According to PYMNTS.com, investigative journalist John Carreyrou, author of “Bad Blood,” filed a copyright lawsuit on December 10 against six major AI companies: Google, Meta, OpenAI, Anthropic, Perplexity, and xAI. The suit alleges these firms used his book without permission to train their AI models. Carreyrou and his co-plaintiffs specifically chose not to join a broader class action, arguing such suits allow defendants to settle many cases at “bargain-basement rates.” This news follows The New York Times suing Perplexity on December 5 for copyright infringement, and a report that Disney sent a cease-and-desist to Google over its AI tools on December 7. In a related case, a judge ruled in June that Anthropic may have illegally downloaded as many as 7 million books.
Why This Case Stands Out
Here’s the thing: this isn’t just another faceless class action.
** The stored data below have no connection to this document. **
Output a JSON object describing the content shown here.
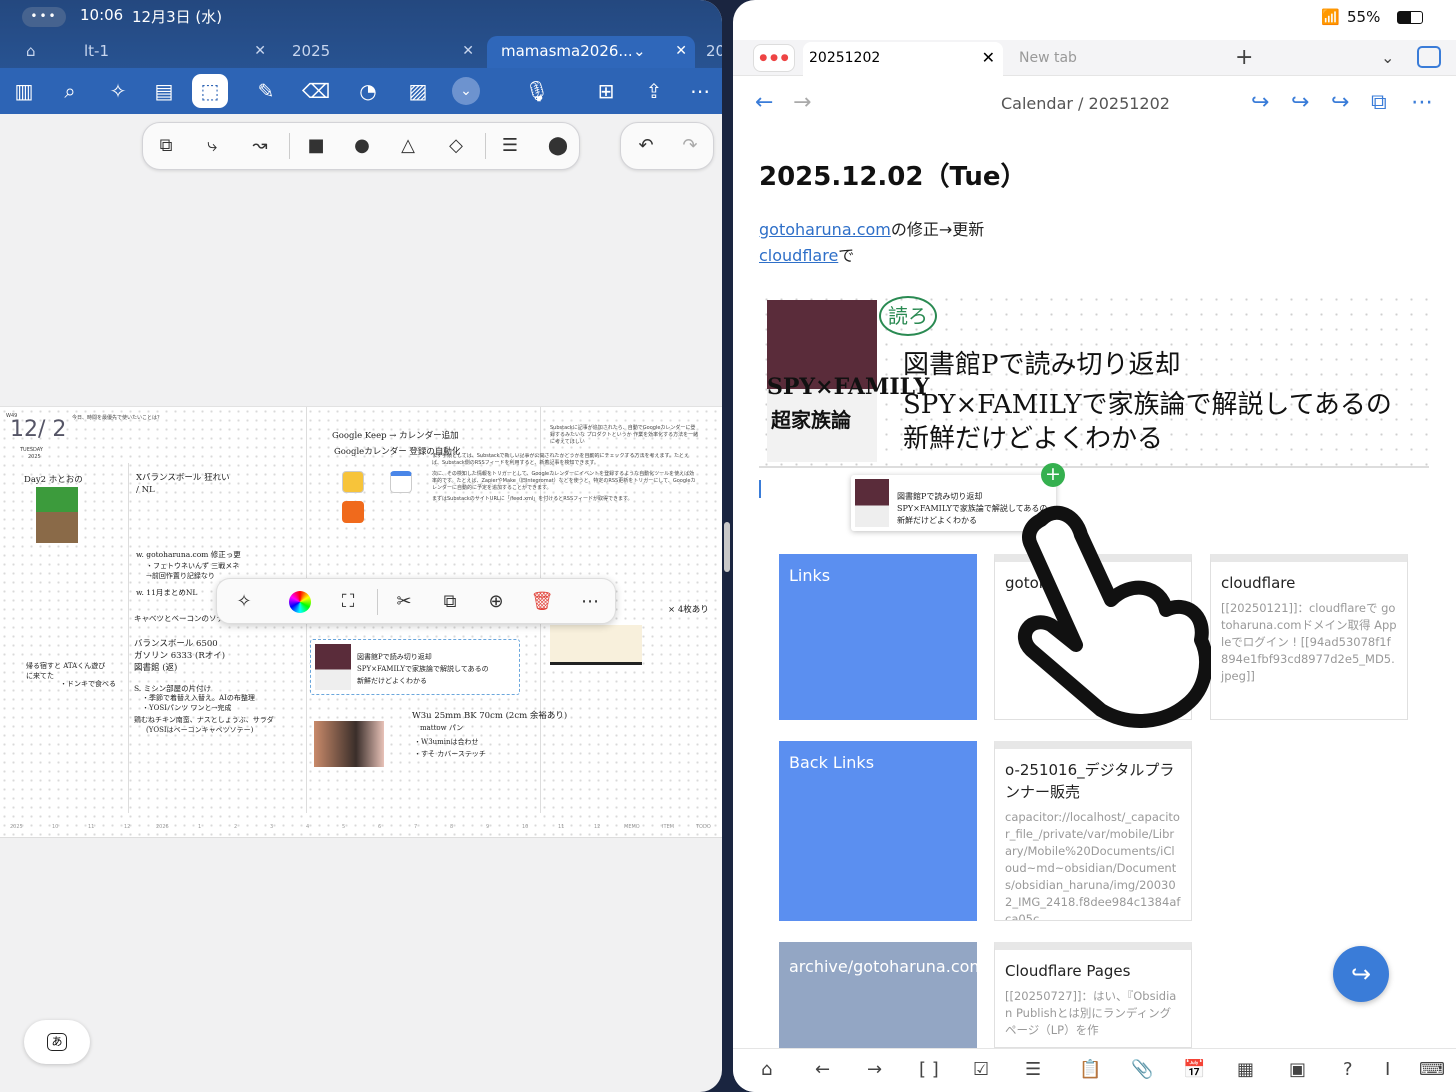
{
  "left": {
    "status": {
      "time": "10:06",
      "date": "12月3日 (水)"
    },
    "tabs": [
      {
        "label": "lt-1"
      },
      {
        "label": "2025"
      },
      {
        "label": "mamasma2026...",
        "active": true
      },
      {
        "label": "20"
      }
    ],
    "toolbar_icons": [
      "sidebar-icon",
      "search-icon",
      "ai-sparkle-icon",
      "notes-icon",
      "lasso-select-icon",
      "pen-icon",
      "eraser-icon",
      "shape-icon",
      "image-icon",
      "more-down-icon",
      "mic-icon",
      "add-page-icon",
      "share-icon",
      "ellipsis-icon"
    ],
    "shape_tools": [
      "shape-recognize-icon",
      "connector-icon",
      "curve-connector-icon",
      "rectangle-icon",
      "circle-icon",
      "triangle-icon",
      "diamond-icon",
      "line-weight-icon",
      "color-icon"
    ],
    "planner": {
      "week": "W49",
      "prompt": "今日、時間を最優先で使いたいことは？",
      "date": "12/ 2",
      "weekday": "TUESDAY",
      "year": "2025",
      "notes": [
        "Day2 ホとおの",
        "Xバランスボール 狂れい",
        "/ NL",
        "w. gotoharuna.com 修正っ更",
        "・フェトウネいんず 三戦メネ",
        "→前回作置り記録なり",
        "w. 11月まとめNL",
        "キャベツとベーコンのソテー",
        "バランスボール 6500",
        "ガソリン 6333 (Rオイ)",
        "図書館 (返)",
        "S. ミシン部屋の片付け",
        "・季節で着替え入替え。AIの布整理",
        "・YOSIパンツ ワンと→完成",
        "鶏むねチキン南蛮、ナスとしょうぶ、サラダ",
        "(YOSIはベーコンキャベツソテー)",
        "帰る宿すと ATAくん遊びに来てた",
        "・ドンキで食べる",
        "Google Keep → カレンダー追加",
        "Googleカレンダー 登録の自動化",
        "W3u 25mm BK 70cm (2cm 余裕あり)",
        "mattow パン",
        "・W3uminは合わせ",
        "・すそ カバーステッチ",
        "× 4枚あり"
      ],
      "inserted_card": [
        "図書館Pで読み切り返却",
        "SPY×FAMILYで家族論で解説してあるの",
        "新鮮だけどよくわかる"
      ],
      "axis": [
        "2025",
        "10",
        "11",
        "12",
        "2026",
        "1",
        "2",
        "3",
        "4",
        "5",
        "6",
        "7",
        "8",
        "9",
        "10",
        "11",
        "12",
        "MEMO",
        "ITEM",
        "TODO"
      ],
      "text_block": [
        "Substackに記事が追加されたら、自動でGoogleカレンダーに登録するみたいな プロダクトというか 作業を効率化する方法を一緒に考えてほしい",
        "まず手順としては、Substackで新しい記事が公開されたかどうかを自動的にチェックする方法を考えます。たとえば、Substack側のRSSフィードを利用すると、新着記事を検知できます。",
        "次に、その検知した情報をトリガーとして、Googleカレンダーにイベントを登録するような自動化ツールを使えば効率的です。たとえば、ZapierやMake（旧Integromat）などを使うと、特定のRSS更新をトリガーにして、Googleカレンダーに自動的に予定を追加することができます。",
        "まずはSubstackのサイトURLに「/feed.xml」を付けるとRSSフィードが取得できます。"
      ]
    },
    "float_tools": [
      "ai-sparkle-icon",
      "color-wheel-icon",
      "resize-icon",
      "scissors-icon",
      "copy-icon",
      "duplicate-icon",
      "trash-icon",
      "ellipsis-icon"
    ],
    "ime_label": "あ"
  },
  "right": {
    "status": {
      "battery": "55%"
    },
    "tabs": [
      {
        "label": "20251202",
        "active": true
      },
      {
        "label": "New tab"
      }
    ],
    "breadcrumb": {
      "parent": "Calendar",
      "sep": "/",
      "current": "20251202"
    },
    "title": "2025.12.02（Tue）",
    "line1": {
      "link": "gotoharuna.com",
      "text": "の修正→更新"
    },
    "line2": {
      "link": "cloudflare",
      "text": "で"
    },
    "image_note": {
      "stamp": "読ろ",
      "cover_title": "SPY×FAMILY",
      "cover_sub": "超家族論",
      "lines": [
        "図書館Pで読み切り返却",
        "SPY×FAMILYで家族論で解説してあるの",
        "新鮮だけどよくわかる"
      ]
    },
    "cards": {
      "links": "Links",
      "back_links": "Back Links",
      "gotoha": "gotoha",
      "cloudflare_title": "cloudflare",
      "cloudflare_body": "[[20250121]]：cloudflareで gotoharuna.comドメイン取得 Appleでログイン ! [[94ad53078f1f894e1fbf93cd8977d2e5_MD5.jpeg]]",
      "o_title": "o-251016_デジタルプランナー販売",
      "o_body": "capacitor://localhost/_capacitor_file_/private/var/mobile/Library/Mobile%20Documents/iCloud~md~obsidian/Documents/obsidian_haruna/img/200302_IMG_2418.f8dee984c1384afca05c",
      "archive": "archive/gotoharuna.com",
      "pages_title": "Cloudflare Pages",
      "pages_body": "[[20250727]]：はい、『Obsidian Publishとは別にランディングページ（LP）を作"
    },
    "bottom_icons": [
      "tag-icon",
      "back-arrow-icon",
      "forward-arrow-icon",
      "bracket-icon",
      "checkbox-icon",
      "list-icon",
      "clipboard-icon",
      "attachment-icon",
      "calendar-icon",
      "calendar-grid-icon",
      "calendar-add-icon",
      "help-icon",
      "cursor-icon",
      "keyboard-icon"
    ]
  }
}
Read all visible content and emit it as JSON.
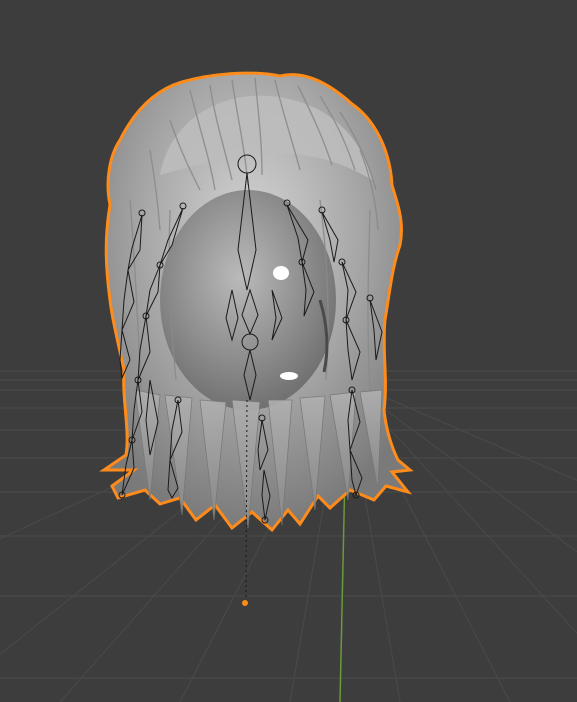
{
  "viewport": {
    "mode": "3D Viewport",
    "background_color": "#3d3d3d",
    "grid_line_color": "#4a4a4a",
    "y_axis_color": "#6a9a3a",
    "selection_outline_color": "#ff8c1a",
    "bone_color": "#1a1a1a",
    "mesh_light_color": "#d8d8d8",
    "mesh_shadow_color": "#6e6e6e"
  },
  "scene": {
    "object": "hair-mesh",
    "armature": "hair-armature",
    "selected": true,
    "origin_point": "armature-origin"
  }
}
Carreyrou is a specific, high-profile journalist with a massive, definitive work. He’s not just claiming his words were scraped; he’s arguing the very value of his investigative work—the facts he uncovered about Theranos—was ingested to make these AI models smarter. And his strategy of going it alone is fascinating. He’s basically saying, “Class actions let you guys off too easy.” He wants a real fight, not a cheap settlement that gets folded into some giant pool. That makes this a much bigger headache for the defendants.
The Perplexity Problem
Now, Perplexity is really in the hot seat. They’re facing the Carreyrou suit *and* the NY Times suit, which is brutal for a startup. The Times’ accusation is particularly damning: not just copying, but sometimes making up info and falsely saying it came from The Times. That hits their core value proposition as a reliable answer engine. Their spokesperson’s response about publishers suing new tech for a hundred years? It’s a classic deflection. But this time, the plaintiffs have very specific, very angry lawyers. And Perplexity’s claim they “don’t index books” feels like a narrow, technical dodge in a much bigger war about where training data comes from.
A Industry-Wide Reckoning
So what’s the endgame here? Look at the pattern: Anthropic already settled with authors in August. Disney is firing warning shots at Google. The legal pressure is coming from all sides—individual authors, giant media corporations, and now investigative reporters. The AI companies’ “move fast and break things” approach to data is facing its ultimate test. I think we’re going to see a messy, expensive, and prolonged legal brawl that fundamentally changes how models are trained. Will it be licensing deals? Will it be massive fines? Or will the courts surprisingly side with the tech giants? One thing’s for sure: the free-for-all era of data scraping is over. The bill is coming due.